|
| alphabetting wrote:
| the joke explanations on page 38 of the full paper linked here
| are blowing my mind. it's crazy how far language models have come
|
| https://storage.googleapis.com/pathways-language-model/PaLM-...
| Xenixo wrote:
| Wow.
|
| The anti joke explanation was also very impressive.
| modeless wrote:
| This may be the most impressive thing I've seen a language
| model do so far. That's incredible. The future is going to be
| very weird.
| nqzero wrote:
| this thing is already more human than i am
| WithinReason wrote:
| I like how it appears that it had to convert from imperial to
| metric before it could make an inference:
|
| _300 miles per hour is about 480 km /h. This is about the
| speed of a commercial airplane. [...]_
| sib wrote:
| Also, that's a very slow commercial airplane. (Unless talking
| about an old turboprop?)
| TaylorAlexander wrote:
| Your comment prompted me to tweet an image of that section,
| complete with alt text (as much as can fit). If anyone cares to
| see it in tweet form.
|
| https://twitter.com/tlalexander/status/1511089810752126984
| severine wrote:
| So... we are training models here on HN, specially if we follow
| the site's guidelines! Makes you think... which makes _it_
| think!
|
| Wow, interesting times, indeed.
| theincredulousk wrote:
| Haven't looked further, but I'm wondering about that. Is that
| the result of training to be able to explain that specific
| joke, or is it generalized?
|
| In the past these things have been misleading. Some impressive
| capability ends up being far more narrow than implied, so it's
| kind of like just storing information and retrieving it with
| extra steps.
| whimsicalism wrote:
| From the example, it seems hard to imagine that it has been
| trained to explain this specific joke.
|
| I understand language model skepticism is very big on HN, but
| this is impressive.
| mjburgess wrote:
| How much of human written history can be compressed and
| aproximately stored in 504Bn parameters?
|
| It seems to me bascially certain that no compressed
| representation of text can be an understanding of langugae,
| so necessarily, any statistical algorithm here is always
| using coincidental tricks. That it takes 500bn parameters
| to do it, i think, is a clue that we dont even really need.
|
| Words mean what we do with them -- you need to be here in
| the world with us, to understand what we mean.
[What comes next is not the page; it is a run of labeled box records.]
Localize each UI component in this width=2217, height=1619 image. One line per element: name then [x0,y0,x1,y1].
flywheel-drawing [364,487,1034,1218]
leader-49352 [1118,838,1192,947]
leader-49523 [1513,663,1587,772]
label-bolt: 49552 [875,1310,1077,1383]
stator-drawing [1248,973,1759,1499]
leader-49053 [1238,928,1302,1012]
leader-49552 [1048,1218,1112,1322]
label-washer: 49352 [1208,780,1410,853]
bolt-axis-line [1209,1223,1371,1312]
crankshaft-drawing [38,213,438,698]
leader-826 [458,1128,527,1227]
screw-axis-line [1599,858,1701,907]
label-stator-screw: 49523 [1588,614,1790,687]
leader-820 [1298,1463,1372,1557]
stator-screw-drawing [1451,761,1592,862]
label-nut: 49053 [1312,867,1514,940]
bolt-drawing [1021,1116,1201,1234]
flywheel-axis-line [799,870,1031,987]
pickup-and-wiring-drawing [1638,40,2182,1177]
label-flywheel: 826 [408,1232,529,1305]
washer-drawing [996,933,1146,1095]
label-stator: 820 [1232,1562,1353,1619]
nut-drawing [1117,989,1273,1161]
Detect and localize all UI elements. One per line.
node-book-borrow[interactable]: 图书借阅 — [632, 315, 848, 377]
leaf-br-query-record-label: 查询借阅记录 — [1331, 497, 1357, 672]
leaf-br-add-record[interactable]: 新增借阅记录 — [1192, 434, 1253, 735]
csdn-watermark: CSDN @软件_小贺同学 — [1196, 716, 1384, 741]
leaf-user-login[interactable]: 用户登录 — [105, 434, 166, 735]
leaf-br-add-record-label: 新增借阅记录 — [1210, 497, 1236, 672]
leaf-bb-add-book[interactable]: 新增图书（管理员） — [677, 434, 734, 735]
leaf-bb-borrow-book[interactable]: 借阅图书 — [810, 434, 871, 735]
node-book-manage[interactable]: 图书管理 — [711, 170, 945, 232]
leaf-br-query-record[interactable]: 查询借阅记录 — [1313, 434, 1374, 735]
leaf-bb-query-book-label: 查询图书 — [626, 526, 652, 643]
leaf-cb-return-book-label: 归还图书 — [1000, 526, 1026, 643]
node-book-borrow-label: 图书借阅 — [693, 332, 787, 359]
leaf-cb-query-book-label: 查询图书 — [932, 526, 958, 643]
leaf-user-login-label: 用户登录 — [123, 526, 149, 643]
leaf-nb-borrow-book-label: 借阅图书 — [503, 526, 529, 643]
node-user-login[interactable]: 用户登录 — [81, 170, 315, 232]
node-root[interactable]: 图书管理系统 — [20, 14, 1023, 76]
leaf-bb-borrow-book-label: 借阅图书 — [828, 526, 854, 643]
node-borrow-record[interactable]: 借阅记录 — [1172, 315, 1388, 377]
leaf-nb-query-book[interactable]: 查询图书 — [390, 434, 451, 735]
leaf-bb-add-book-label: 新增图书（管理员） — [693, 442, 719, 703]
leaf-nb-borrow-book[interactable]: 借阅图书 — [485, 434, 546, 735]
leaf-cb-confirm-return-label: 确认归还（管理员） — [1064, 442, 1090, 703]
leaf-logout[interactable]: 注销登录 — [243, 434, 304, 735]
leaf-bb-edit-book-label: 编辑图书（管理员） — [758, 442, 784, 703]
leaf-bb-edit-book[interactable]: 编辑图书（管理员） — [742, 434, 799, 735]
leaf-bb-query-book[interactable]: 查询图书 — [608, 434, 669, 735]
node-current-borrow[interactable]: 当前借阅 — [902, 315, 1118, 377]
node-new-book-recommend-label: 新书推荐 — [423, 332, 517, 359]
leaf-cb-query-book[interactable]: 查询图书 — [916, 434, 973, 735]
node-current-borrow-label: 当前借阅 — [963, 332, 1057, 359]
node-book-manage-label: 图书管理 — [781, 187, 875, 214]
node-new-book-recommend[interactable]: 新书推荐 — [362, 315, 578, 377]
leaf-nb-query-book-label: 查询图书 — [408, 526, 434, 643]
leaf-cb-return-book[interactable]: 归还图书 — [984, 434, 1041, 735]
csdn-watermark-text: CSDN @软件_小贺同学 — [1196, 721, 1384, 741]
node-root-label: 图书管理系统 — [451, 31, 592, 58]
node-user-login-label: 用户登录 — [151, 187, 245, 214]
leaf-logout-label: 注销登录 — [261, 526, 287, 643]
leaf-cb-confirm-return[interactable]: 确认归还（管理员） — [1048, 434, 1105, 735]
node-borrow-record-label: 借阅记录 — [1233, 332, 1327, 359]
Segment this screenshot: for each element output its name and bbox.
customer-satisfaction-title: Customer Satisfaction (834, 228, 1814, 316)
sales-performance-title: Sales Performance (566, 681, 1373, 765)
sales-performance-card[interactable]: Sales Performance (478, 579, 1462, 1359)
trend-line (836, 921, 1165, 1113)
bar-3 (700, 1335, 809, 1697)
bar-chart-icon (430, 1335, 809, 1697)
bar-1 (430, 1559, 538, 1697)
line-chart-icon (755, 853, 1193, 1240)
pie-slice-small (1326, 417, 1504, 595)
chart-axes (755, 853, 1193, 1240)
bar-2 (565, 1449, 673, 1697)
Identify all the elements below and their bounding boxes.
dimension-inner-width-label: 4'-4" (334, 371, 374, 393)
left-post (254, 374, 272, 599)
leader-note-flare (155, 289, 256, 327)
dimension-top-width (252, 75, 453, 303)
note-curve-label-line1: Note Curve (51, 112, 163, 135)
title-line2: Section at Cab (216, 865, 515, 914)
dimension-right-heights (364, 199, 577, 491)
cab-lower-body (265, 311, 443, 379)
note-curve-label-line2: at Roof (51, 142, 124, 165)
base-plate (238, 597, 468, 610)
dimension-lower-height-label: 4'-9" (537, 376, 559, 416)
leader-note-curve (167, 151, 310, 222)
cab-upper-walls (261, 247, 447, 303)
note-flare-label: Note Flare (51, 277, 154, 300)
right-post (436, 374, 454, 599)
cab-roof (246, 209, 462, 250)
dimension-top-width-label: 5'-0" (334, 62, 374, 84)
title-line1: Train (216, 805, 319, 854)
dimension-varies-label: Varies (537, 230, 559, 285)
There is
| nothing in the patterns of our usage of words which
| provides their semantics, so the whole field of
| distributional analysis precludes this superstition.
|
| You cannot, by mere statistical analysis of patterns in
| mere text, understand the nature of the world. But it is
| precisely this we communicate in text. We succeed because
| we are both in the world, not because "w" occuring before
| "d" somehow communicates anything.
|
| Apparent correlations in text are meaningful to us, because
| we created them, and we _have_ their semantics. The system
| _must_ by is nature be a mere remebering.
| hackinthebochs wrote:
| >Words mean what we do with them -- you need to be here
| in the world with us, to understand what we mean
|
| This is like saying "humans can't fly because flight
| requires flapping wings under your own power". Sure, its
| true given the definition this statement is employing,
| but so what? Nothing of substance is learned by
| definition. We certainly are not learning about any
| fundamental limitations of humans from such a definition.
| Similarly, defining understanding language as "the
| association of symbols with things/behaviors in the
| world" demonstrates nothing of substance about the limits
| of language models.
|
| But beyond that, its clear to me the definition itself is
| highly questionable. There are many fields where the vast
| majority of uses of language do not directly correspond
| with things or behaviors in the world. Pure math is an
| obvious example. The understanding of pure math is a
| purely abstract enterprise, one constituted by
| relationships between other abstractions, bottoming out
| at arbitrary placeholders (e.g. the number one is an
| arbitrary placeholder situated in a larger arithmetical
| structure). By your definition, a language model without
| any contact with the world can understand purely abstract
| systems as well as any human. But this just implies
| there's something to understanding beyond merely
| associations of symbols with things/behaviors in the
| physical world.
| whimsicalism wrote:
| > It seems to me bascially certain that no compressed
| representation of text can be an understanding of
| langugae, so necessarily, any statistical algorithm here
| is always using coincidental tricks. That it takes 500bn
| parameters to do it, i think, is a clue that we dont even
| really need.
|
| I think your premise contains your conclusion, which
| while common, is something you should strive to avoid.
|
| I do think your opinion is a good example of the
| prevailing sentiment on Hacker News. To me, it seems to
| come from a discomfort with the fact that even "we"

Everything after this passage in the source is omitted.